What About Men?
- Author: Caitlin Moran
- Publisher: Ebury Publishing
- Publication date: 6 July 2023
- Media type: Hardcover
- Pages: 320
- ISBN: 978-1-52-914915-9

= What About Men? =

2023 book

What About Men? is a book by feminist author Caitlin Moran published in 2023. The book discusses the effects of pornography use in men, and the interest in Andrew Tate from adolescent boys.

== Reception ==

Writing in The Daily Telegraph, Nina Power comments on Moran not considering other media on the topic including the How to be a Man BBC radio series, and the lack of discussion on the transgender rights movement.
Writing in UnHerd, philosopher Kathleen Stock comments that the motivations for writing the book were admirable but the analysis has flaws. Kathleen Stock criticises Moran for presenting homogeneous concepts of masculinity and women's behaviour, and compares all women's behaviour to her own. She disagrees with Moran's dismissal of the potential influence of sex differences in psychology on male and female behaviour. Stock offers an alternative explanation for the popularity of Andrew Tate, arguing that after the MeToo movement there has been a tendency to criticise all men, citing the recent National Rail campaign about intrusive staring as an example, arguing that the simplicity of Tate's messaging is an alternative to un-nuanced messaging. Stock argues that Moran's praise of masculinity is exclusively prosocial and non-threatening to women.

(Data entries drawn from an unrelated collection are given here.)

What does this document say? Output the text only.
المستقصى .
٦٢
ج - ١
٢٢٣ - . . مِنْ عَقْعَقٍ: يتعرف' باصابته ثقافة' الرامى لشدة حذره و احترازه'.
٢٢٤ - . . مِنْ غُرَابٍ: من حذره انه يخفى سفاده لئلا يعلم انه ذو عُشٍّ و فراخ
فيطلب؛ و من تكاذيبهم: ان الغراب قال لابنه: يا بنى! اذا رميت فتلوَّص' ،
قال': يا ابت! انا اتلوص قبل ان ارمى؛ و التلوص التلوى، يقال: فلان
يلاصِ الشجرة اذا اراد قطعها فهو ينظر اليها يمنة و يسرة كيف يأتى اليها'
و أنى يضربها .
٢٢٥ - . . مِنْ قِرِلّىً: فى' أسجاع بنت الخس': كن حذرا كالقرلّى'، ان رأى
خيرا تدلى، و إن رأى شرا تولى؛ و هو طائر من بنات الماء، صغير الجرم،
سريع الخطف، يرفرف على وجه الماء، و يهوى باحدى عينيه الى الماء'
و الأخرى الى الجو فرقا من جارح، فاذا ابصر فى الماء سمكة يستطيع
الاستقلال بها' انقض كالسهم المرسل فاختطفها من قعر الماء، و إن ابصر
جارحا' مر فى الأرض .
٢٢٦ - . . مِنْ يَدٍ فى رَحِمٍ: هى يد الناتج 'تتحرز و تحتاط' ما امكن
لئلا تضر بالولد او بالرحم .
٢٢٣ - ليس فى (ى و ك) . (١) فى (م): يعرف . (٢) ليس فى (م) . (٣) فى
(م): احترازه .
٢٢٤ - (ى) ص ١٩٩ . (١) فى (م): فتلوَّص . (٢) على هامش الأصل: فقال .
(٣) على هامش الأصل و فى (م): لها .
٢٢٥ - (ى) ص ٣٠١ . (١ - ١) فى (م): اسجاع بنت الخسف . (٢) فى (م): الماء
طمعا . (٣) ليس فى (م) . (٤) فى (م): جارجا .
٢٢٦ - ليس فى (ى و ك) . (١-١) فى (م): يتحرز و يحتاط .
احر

Nina Power likens Moran's position with the concept of the ladette in the United Kingdom, that legitimised women behaving in a similar way to men, arguing that book similarly suggests that men should be able to behave more like women. Stock comments that Moran's solutions to the problems of men and boys are mostly adopting the behaviour of women, and while she feels many aspects of this behaviour may be learned she feels that if there are biological causes in the aggregate such interventions might be ineffective for men.

Stock criticizes Moran's ribald style of writing frequently making jokes about sexual behaviour. Power comments that the book is glib, dated, and insulting.